CMA offers tax waiver on listed real estate sales
Property developers could be granted a tax-free exit from their investments in new laws expected to facilitate listing of real estate at the stock market.
Draft Real Estate Investment Trust (Reit) regulations prepared by the Capital Markets Authority (CMA) could see investors who list their property at the bourse sell their shares without paying the four per cent stamp duty levied on such transactions.
Real estate investors will have the chance to sell their property to the public through the Nairobi Securities Exchange once the draft rules are passed into law.
This is one of the amendments made to the draft regulations on Reit that will be presented to the Finance minister for gazettement.
“Where a promoter of a Reit or other investors in a Reit scheme transfer real estate assets into a Reit Scheme, then the transferred assets will be exempt from stamp duty,” reads part of the regulations proposed by the CMA.
The provisions provide a window for real estate investors to unlock the capital gains that have been accrued from a decade-long boom in Kenya’s property sector.
Stamp duty is ordinarily the single largest transaction expense item on the list of closing costs in real estate transactions.
The rationale in the proposal to waive stamp duty, according to the CMA, is to provide an incentive for big investors who own rental property to allow retail investors become part-owners in the lucrative letting business.
To qualify for a Reit scheme, promoters will be required to have rental property worth at least Sh300 million that is already generating rental income, where the finer details on tenancy and projected stream of earnings will be contained in the information memorandum.
“Such incentives have been proposed to encourage the big real estate investors to embrace the newest asset in the market, while allowing retail owners to enjoy returns from the property sector,” said Kung’u Gatabaki, the CMA chairman.
Mr Gatabaki says that small investors have been locked out of the property market owing to the high barriers to entry, a situation that would be eliminated with the introduction of Reits in the capital markets.
Under the Reits arrangement, an independent valuation which be conducted to determine the worth of the rental property before the owner is allowed to sell a portion or the entire building to the market in the form of shares.
A two-year lock-in period has been proposed where the promoter of the investment (buildings earning rental income) is required to hold a minimum of 20 per cent stake in the first year and 10 per cent by the end of the second.
This proposal is similar to lock-in provisions in the stock market where leading shareholders and top executives of newly listed companies are required to retain a specified minimum stakes as a show of confidence and commitment to the firm they are selling to the public.

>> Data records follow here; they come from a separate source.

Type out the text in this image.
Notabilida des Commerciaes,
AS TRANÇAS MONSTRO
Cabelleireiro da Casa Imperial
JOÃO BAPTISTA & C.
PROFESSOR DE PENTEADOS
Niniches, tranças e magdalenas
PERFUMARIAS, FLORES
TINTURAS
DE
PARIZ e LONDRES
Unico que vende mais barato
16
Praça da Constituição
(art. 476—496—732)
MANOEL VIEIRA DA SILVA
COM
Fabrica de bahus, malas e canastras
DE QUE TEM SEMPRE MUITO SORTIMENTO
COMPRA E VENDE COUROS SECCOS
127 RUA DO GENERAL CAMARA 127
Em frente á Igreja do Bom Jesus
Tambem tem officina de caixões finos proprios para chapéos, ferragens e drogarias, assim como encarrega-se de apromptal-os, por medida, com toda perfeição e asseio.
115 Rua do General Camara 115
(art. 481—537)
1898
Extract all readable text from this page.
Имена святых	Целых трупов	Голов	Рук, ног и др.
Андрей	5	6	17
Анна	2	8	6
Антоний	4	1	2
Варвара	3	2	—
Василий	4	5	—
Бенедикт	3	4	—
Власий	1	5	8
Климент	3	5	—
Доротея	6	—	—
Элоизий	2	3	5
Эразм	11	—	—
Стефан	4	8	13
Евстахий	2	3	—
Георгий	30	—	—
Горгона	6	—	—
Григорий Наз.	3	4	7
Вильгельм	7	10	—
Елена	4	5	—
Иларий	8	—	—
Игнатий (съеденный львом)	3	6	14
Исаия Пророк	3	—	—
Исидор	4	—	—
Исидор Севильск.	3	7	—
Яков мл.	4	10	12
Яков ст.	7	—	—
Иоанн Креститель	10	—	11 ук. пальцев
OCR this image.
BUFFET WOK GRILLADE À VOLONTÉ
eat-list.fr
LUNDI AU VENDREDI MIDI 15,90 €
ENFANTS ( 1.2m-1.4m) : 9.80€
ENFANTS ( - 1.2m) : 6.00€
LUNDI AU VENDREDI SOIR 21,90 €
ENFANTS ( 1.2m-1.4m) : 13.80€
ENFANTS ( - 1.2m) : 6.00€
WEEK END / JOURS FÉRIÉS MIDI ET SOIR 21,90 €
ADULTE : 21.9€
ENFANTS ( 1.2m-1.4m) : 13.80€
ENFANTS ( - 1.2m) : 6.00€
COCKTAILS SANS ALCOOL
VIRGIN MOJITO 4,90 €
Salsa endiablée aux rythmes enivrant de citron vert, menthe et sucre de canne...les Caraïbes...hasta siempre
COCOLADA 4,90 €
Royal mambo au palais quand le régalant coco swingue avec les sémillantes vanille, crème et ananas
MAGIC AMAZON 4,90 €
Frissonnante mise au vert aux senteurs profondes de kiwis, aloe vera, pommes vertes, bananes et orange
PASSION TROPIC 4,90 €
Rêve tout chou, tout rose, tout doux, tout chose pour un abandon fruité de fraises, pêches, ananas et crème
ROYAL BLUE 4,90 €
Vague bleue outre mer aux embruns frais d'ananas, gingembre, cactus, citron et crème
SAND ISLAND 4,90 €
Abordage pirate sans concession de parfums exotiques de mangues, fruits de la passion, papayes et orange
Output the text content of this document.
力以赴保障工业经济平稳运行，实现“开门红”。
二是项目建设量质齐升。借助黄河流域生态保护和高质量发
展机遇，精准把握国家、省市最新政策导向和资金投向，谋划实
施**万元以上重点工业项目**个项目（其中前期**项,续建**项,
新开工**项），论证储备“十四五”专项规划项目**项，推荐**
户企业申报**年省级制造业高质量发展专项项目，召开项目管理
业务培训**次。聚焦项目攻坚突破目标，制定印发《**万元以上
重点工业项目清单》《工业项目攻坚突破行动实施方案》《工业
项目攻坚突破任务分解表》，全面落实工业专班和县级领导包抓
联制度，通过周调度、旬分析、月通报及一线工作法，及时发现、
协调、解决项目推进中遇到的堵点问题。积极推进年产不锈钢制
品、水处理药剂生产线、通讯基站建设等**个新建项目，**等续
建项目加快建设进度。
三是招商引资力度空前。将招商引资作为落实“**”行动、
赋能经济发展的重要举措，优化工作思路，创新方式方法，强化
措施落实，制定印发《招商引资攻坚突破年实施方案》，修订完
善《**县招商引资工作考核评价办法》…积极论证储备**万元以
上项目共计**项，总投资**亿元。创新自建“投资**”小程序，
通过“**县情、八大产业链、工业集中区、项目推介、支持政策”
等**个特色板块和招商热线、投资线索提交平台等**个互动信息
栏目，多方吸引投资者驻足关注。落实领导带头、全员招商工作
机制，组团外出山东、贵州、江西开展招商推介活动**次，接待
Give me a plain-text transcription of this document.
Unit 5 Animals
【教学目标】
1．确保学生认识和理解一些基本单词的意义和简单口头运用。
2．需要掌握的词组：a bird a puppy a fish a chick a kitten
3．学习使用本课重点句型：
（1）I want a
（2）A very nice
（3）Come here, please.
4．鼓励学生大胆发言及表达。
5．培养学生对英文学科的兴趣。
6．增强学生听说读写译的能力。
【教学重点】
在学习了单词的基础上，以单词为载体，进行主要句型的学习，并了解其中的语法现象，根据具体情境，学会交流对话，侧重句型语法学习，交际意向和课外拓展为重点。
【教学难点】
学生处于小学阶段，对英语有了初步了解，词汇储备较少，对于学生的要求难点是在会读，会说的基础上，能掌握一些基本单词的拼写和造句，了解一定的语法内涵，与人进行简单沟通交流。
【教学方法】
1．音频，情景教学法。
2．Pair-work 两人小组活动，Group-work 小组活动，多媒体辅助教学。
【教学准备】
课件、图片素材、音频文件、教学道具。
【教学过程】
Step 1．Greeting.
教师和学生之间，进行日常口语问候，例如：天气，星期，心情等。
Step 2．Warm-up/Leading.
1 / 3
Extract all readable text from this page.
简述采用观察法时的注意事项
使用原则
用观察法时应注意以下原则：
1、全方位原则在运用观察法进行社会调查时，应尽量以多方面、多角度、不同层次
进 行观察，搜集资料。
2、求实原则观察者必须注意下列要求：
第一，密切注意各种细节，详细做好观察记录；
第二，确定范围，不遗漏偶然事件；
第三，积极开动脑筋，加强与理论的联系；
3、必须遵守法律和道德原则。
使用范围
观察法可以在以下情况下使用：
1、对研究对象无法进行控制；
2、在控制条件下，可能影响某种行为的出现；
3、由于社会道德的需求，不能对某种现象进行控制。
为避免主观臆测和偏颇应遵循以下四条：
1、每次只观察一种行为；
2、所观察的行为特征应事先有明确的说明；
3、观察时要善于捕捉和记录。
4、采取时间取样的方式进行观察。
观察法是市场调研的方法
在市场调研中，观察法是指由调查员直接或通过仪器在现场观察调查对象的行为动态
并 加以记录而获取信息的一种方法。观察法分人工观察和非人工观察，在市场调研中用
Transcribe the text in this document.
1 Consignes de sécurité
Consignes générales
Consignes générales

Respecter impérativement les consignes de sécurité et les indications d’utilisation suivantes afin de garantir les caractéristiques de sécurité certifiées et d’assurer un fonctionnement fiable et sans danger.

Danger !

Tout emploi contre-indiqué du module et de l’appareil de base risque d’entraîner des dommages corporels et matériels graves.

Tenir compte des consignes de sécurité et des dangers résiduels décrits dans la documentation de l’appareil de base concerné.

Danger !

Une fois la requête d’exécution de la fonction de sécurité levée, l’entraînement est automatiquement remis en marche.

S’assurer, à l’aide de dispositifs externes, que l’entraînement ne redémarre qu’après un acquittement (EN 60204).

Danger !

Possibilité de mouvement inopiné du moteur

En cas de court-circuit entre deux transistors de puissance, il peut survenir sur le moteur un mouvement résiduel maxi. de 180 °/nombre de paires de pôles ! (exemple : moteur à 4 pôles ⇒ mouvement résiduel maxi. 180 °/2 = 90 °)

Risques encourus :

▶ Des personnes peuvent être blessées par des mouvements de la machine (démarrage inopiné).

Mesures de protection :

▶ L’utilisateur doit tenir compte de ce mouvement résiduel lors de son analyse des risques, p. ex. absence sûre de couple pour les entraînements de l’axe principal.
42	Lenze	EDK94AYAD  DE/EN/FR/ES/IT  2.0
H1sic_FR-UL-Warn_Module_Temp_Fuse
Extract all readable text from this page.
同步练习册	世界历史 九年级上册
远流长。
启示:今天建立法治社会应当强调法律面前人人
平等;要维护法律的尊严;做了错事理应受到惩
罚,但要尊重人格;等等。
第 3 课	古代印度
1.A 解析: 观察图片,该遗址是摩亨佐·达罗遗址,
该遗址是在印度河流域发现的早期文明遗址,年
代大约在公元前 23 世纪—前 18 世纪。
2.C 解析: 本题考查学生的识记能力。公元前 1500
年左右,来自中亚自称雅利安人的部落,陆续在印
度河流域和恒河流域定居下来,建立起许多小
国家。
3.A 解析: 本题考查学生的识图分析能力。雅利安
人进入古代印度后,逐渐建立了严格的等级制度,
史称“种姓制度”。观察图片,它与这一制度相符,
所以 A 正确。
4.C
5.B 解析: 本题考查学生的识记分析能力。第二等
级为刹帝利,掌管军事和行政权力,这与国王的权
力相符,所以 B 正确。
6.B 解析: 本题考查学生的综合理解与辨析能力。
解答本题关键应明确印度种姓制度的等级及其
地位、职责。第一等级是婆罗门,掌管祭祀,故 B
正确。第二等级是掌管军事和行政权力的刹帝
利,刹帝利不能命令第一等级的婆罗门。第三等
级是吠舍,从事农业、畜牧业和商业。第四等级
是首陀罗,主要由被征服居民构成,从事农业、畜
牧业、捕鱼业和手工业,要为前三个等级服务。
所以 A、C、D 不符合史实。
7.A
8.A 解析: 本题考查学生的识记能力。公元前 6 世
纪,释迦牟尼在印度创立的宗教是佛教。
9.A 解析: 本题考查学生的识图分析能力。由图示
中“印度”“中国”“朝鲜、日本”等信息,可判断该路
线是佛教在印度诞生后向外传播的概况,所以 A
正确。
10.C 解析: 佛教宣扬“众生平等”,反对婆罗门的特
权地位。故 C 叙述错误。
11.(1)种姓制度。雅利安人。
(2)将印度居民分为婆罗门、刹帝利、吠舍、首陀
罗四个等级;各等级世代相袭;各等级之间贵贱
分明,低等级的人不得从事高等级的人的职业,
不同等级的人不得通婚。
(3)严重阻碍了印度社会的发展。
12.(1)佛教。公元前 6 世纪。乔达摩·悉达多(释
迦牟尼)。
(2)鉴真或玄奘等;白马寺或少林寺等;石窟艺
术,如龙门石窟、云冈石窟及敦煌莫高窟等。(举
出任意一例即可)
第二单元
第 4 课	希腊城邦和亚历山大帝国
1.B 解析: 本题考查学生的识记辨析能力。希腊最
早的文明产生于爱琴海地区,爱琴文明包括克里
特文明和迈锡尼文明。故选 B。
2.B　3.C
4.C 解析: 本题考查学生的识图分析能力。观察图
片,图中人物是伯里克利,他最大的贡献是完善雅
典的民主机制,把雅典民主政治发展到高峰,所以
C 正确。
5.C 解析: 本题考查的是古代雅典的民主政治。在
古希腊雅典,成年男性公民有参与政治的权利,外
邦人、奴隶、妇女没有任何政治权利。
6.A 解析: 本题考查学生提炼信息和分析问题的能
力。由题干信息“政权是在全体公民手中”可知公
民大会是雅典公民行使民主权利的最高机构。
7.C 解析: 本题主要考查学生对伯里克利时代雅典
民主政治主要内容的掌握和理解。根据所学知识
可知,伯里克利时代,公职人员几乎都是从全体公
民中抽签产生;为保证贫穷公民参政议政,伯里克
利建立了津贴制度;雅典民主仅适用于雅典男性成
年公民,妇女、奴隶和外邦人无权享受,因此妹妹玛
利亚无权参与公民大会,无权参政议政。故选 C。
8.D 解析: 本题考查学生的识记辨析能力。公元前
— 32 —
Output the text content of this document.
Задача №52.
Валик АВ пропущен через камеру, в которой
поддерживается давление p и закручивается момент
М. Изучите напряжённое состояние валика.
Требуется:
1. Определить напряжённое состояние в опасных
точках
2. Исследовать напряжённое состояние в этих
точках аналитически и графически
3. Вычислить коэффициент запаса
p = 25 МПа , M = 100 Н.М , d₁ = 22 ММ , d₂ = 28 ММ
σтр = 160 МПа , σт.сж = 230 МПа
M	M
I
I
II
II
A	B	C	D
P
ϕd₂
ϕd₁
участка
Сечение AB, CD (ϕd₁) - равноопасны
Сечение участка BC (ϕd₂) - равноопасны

Experts in the financial services expect that the elimination of stamp duty will encourage property investors to offload a stake in the buildings they own through Reits, which are tradable securities backed by property.
Reginald Kadzutu, a fund manager at Amana Capital, says that the new amendments will be attractive to big property owners who could now list their rental buildings to evade paying taxes on rental income.
“Reits will provide an avenue for big real estate investors to cut their tax liability since the rental income received is not taxable,” said Mr Kadzutu.
Kerry Adby, a consultant from the International Securities Consultancy (ISC) who led the team drafting the proposed laws, said that the Reits had the potential to unlock the housing in Kenya in a similar fashion they had been used in several other economies through pooling of funds.
“Reits will enable the participation of all prospective investors in the property market, to enable pooling of sufficient funds to develop housing,” said Mrs Adby, adding that the investment schemes would help in determining the correct market property values.
Other proposals that have been agreed on by different stakeholders and approved by the CMA include raising the minimum investment for a prospective buyer in a development Reit from Sh1 million to Sh5 million.
Mr Gatabaki said that the thinking behind the move was to discourage retail investors from entering the development market, where costing and the determining the profit margins is difficult.
“Property development is risky and we would wish that only investors who can afford advisory services do actually invest in D-Reits,” he said.